アリババもメタバースに注力 加速する中国NFT

2021/10/31

11月11日は「光棍節(こうこんせつ)」。”1人”を連想されることから、中国では「独身の日」と呼ばれ、アリババが運営する ECプラットフォーム「天猫(Tmall)」や「淘宝網(Taobao:タオバオ)」などで一大セールが開催されることでも有名だ。2020年には740億ドル(約8兆5000万円)の商品取扱高を記録した同セールで、今年注目を集めているのが、NFT商品の販売である。

Tmallもメタバース参入、バーチャルアイドルが”顔”に 

「天猫(Tmall)」のモバイルアプリに、登場したのが、バーチャルアイドル「Ayayi」。彼女はその名の通り実在する人間ではないが、今後はアリババ集団の顔となり、NFTアーティストやデジタルキュレーター、ブランドディレクターといった様々な役割を果たしていく。いわばアリババ・メタバースの”顔”といった存在と言えるだろう。

Ayayi は、2021年6月に高級化粧品「ゲラン」がKOLとしてイベントでタイアップしたことでも話題となったが、「独身の日」に向けたNFT展覧会「Double 11 Metaverse Art Exhibition」をスタートさせる。8ブランドが限定コレクションを展示する中、特に注目されているのが、英国の高級ファッションブランド「バーバリー」だ。

「Ayayi」が登場した高級化粧品「ゲラン」のイベント(出典:インスタグラム @ayayi.iiiii)

「バーバリー」は、ファッション業界でもいち早くデジタル技術を取り入れており、2020年には中国・深圳にAR体験施設を備えたソーシャルリテールストアもオープンさせ、成功をおさめた。

2021年8月には、ブロックチェーンゲーム「ブランコス・ブロックパーティー」を運営するミシカル・ゲームスと提携し、NFTコレクションを販売。
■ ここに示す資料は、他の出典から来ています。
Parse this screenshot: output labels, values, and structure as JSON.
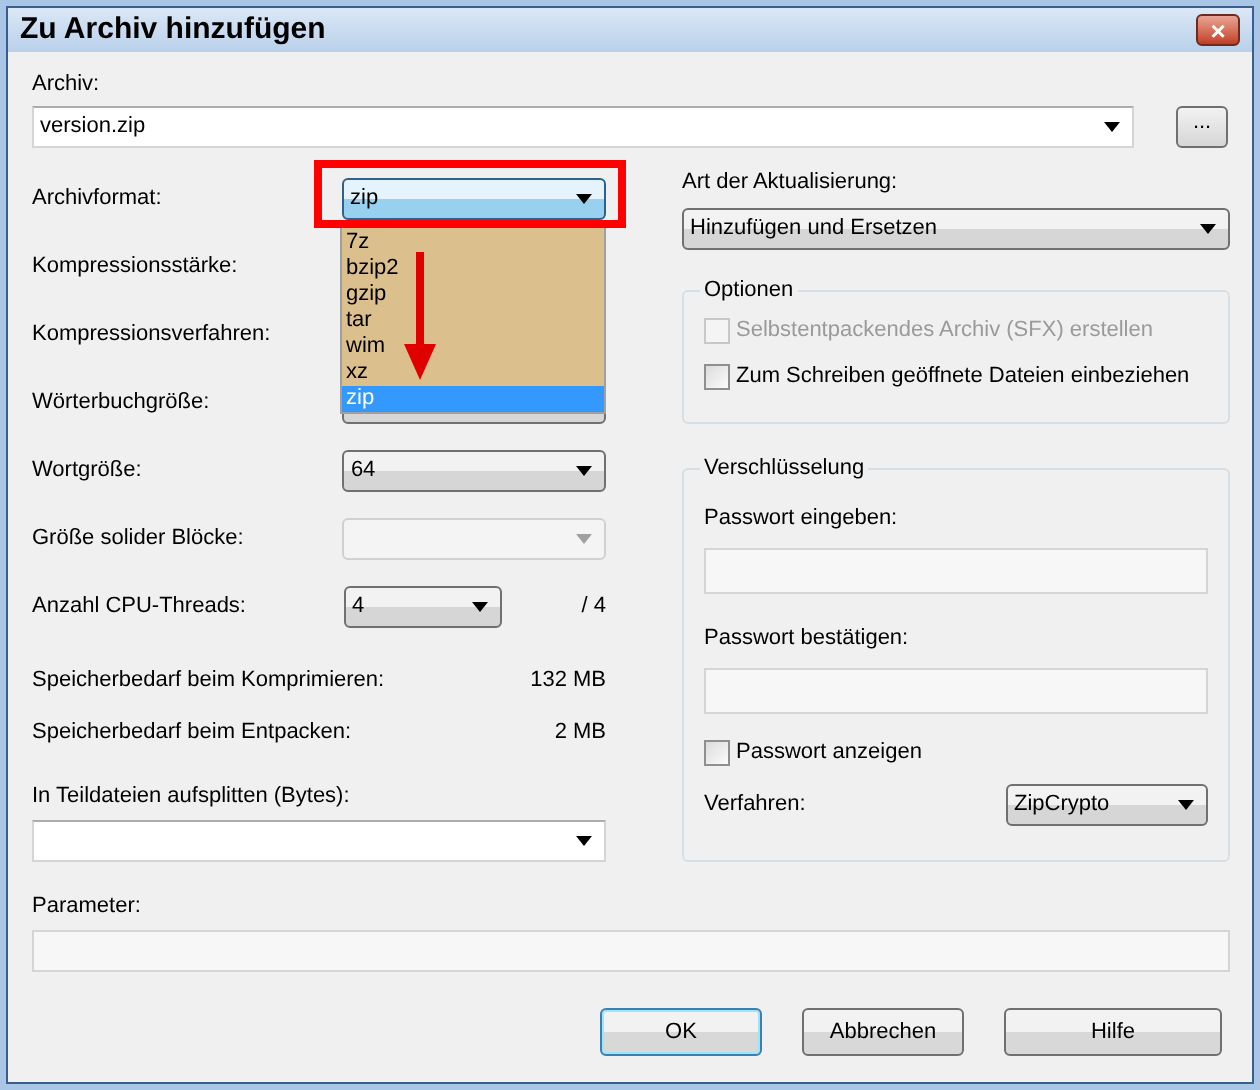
{
  "window": {
    "title": "Zu Archiv hinzufügen",
    "close": "×"
  },
  "archive": {
    "label": "Archiv:",
    "value": "version.zip",
    "browse": "..."
  },
  "format": {
    "label": "Archivformat:",
    "value": "zip",
    "expanded": true,
    "options": [
      {
        "label": "7z",
        "selected": false
      },
      {
        "label": "bzip2",
        "selected": false
      },
      {
        "label": "gzip",
        "selected": false
      },
      {
        "label": "tar",
        "selected": false
      },
      {
        "label": "wim",
        "selected": false
      },
      {
        "label": "xz",
        "selected": false
      },
      {
        "label": "zip",
        "selected": true
      }
    ]
  },
  "settings": [
    {
      "kind": "covered",
      "label": "Kompressionsstärke:"
    },
    {
      "kind": "covered",
      "label": "Kompressionsverfahren:"
    },
    {
      "kind": "combo",
      "label": "Wörterbuchgröße:",
      "disabled": false
    },
    {
      "kind": "combo",
      "label": "Wortgröße:",
      "value": "64",
      "disabled": false
    },
    {
      "kind": "combo",
      "label": "Größe solider Blöcke:",
      "disabled": true
    },
    {
      "kind": "threads",
      "label": "Anzahl CPU-Threads:",
      "value": "4",
      "disabled": false,
      "suffix": "/ 4"
    }
  ],
  "memory": [
    {
      "label": "Speicherbedarf beim Komprimieren:",
      "value": "132 MB"
    },
    {
      "label": "Speicherbedarf beim Entpacken:",
      "value": "2 MB"
    }
  ],
  "split": {
    "label": "In Teildateien aufsplitten (Bytes):"
  },
  "update": {
    "label": "Art der Aktualisierung:",
    "value": "Hinzufügen und Ersetzen"
  },
  "options": {
    "title": "Optionen",
    "items": [
      {
        "label": "Selbstentpackendes Archiv (SFX) erstellen",
        "checked": false,
        "disabled": true
      },
      {
        "label": "Zum Schreiben geöffnete Dateien einbeziehen",
        "checked": false,
        "disabled": false
      }
    ]
  },
  "encryption": {
    "title": "Verschlüsselung",
    "password_label": "Passwort eingeben:",
    "confirm_label": "Passwort bestätigen:",
    "show_password": {
      "label": "Passwort anzeigen",
      "checked": false
    },
    "method_label": "Verfahren:",
    "method": "ZipCrypto"
  },
  "parameter": {
    "label": "Parameter:"
  },
  "buttons": [
    {
      "label": "OK",
      "default": true
    },
    {
      "label": "Abbrechen",
      "default": false
    },
    {
      "label": "Hilfe",
      "default": false
    }
  ]
}
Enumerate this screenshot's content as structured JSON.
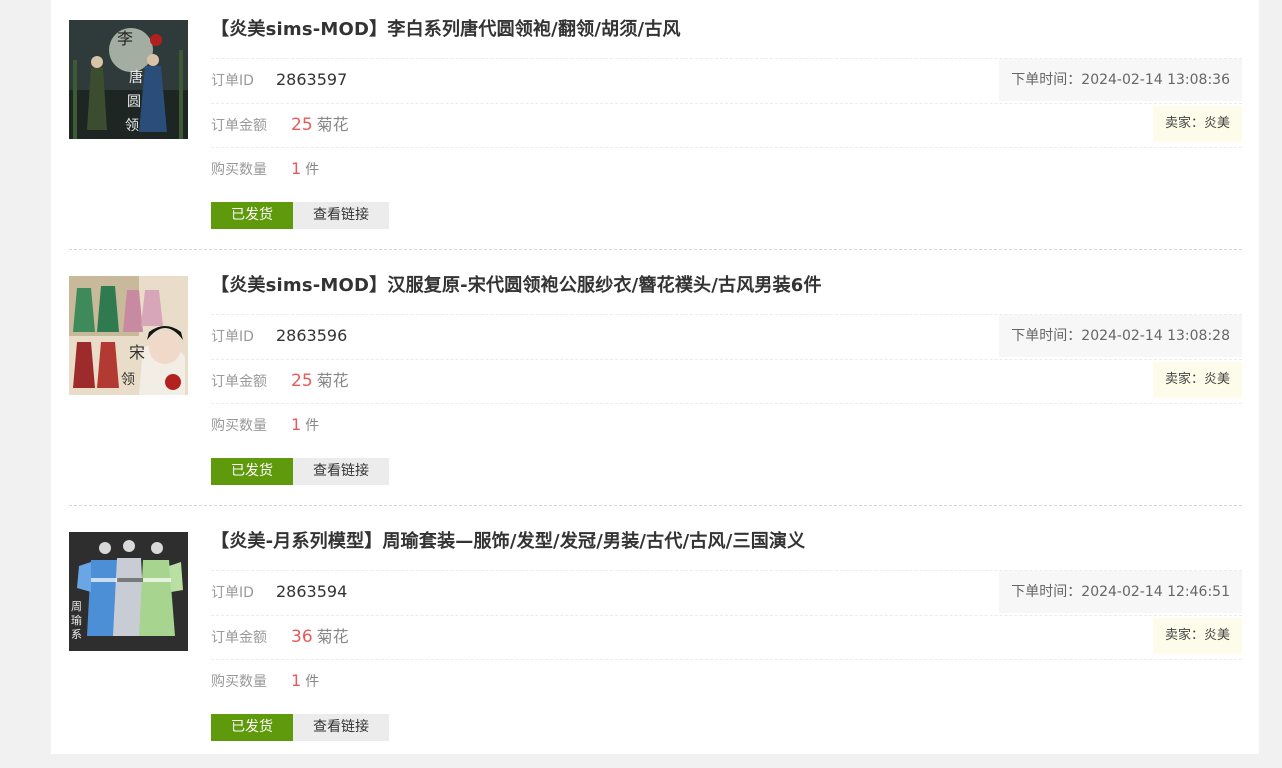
{
  "labels": {
    "order_id": "订单ID",
    "amount": "订单金额",
    "quantity": "购买数量",
    "time_prefix": "下单时间：",
    "seller_prefix": "卖家：",
    "currency": "菊花",
    "qty_unit": "件",
    "status": "已发货",
    "view_link": "查看链接"
  },
  "orders": [
    {
      "title": "【炎美sims-MOD】李白系列唐代圆领袍/翻领/胡须/古风",
      "id": "2863597",
      "time": "2024-02-14 13:08:36",
      "price": "25",
      "seller": "炎美",
      "qty": "1",
      "thumb_icon": "libai-tang-robe-thumbnail"
    },
    {
      "title": "【炎美sims-MOD】汉服复原-宋代圆领袍公服纱衣/簪花襆头/古风男装6件",
      "id": "2863596",
      "time": "2024-02-14 13:08:28",
      "price": "25",
      "seller": "炎美",
      "qty": "1",
      "thumb_icon": "song-round-collar-robe-thumbnail"
    },
    {
      "title": "【炎美-月系列模型】周瑜套装—服饰/发型/发冠/男装/古代/古风/三国演义",
      "id": "2863594",
      "time": "2024-02-14 12:46:51",
      "price": "36",
      "seller": "炎美",
      "qty": "1",
      "thumb_icon": "zhouyu-costume-thumbnail"
    }
  ],
  "colors": {
    "shipped_button": "#5f9a0c",
    "price_red": "#e65a5a",
    "seller_bg": "#fdfbe9"
  }
}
デジタルのビニール製人形「Sharky B」のNFTを30秒で750個完売させた実績がある。

「バーバリー」がミシカル・ゲームスと提携して販売したNFTコレクション「Sharky B」(出典:https://www.burberryplc.com)

「独身の日」に向けて、バーバリーはマスコットの鹿の3Dアニメーションを公開。この鹿と「Ayayi」の友情をコンセプトとしたNFTと、(現実世界で受け取る事ができる)限定スカーフのセットを1000個、2,900人民元で発売予定だ。このNFTセットは、Alipayのミニプログラムから購入することができる。

その他、ディオール、ロレアルなどのグローバルブランドも、自社でバーチャルアイドルを開発しており、現在ラグジュアリーブランドのバーチャルアイドルへの関心が高まっている事が分かる。

暗号通貨禁止でも高まるNFT熱

とはいえ、中国政府はNFTと同じブロックチェーン技術を活用した暗号通貨の流通を認めていない。

中国の中央銀行と国家発展改革委員会は、2021年5月以降、暗号通貨のマイニングを非合法化し、暗号通貨を使用したすべての取引を違法とした。果たしてNFTに関しては許容されるのだろうか。

アリババはこうした規制に抵触しないようにするため、独自のNFTマーケットプレイスを立ち上げ、クリエイター達に知的財産のトークン化を呼びかけている。中国の金融法に反することを避けるため、消費者が暗号通貨を使用せず、AlipayやWeChat payを通じて中国元で直接支払いを行えるように対策を打っているという。

NFTが世界各国で注目を集めている中、中国もその例外ではない。中国ではNFTの所有が今や一つのステータスシンボルとなっている。暗号通貨の使用禁止にも関わらず、NFT市場の発展は加速するばかりだという。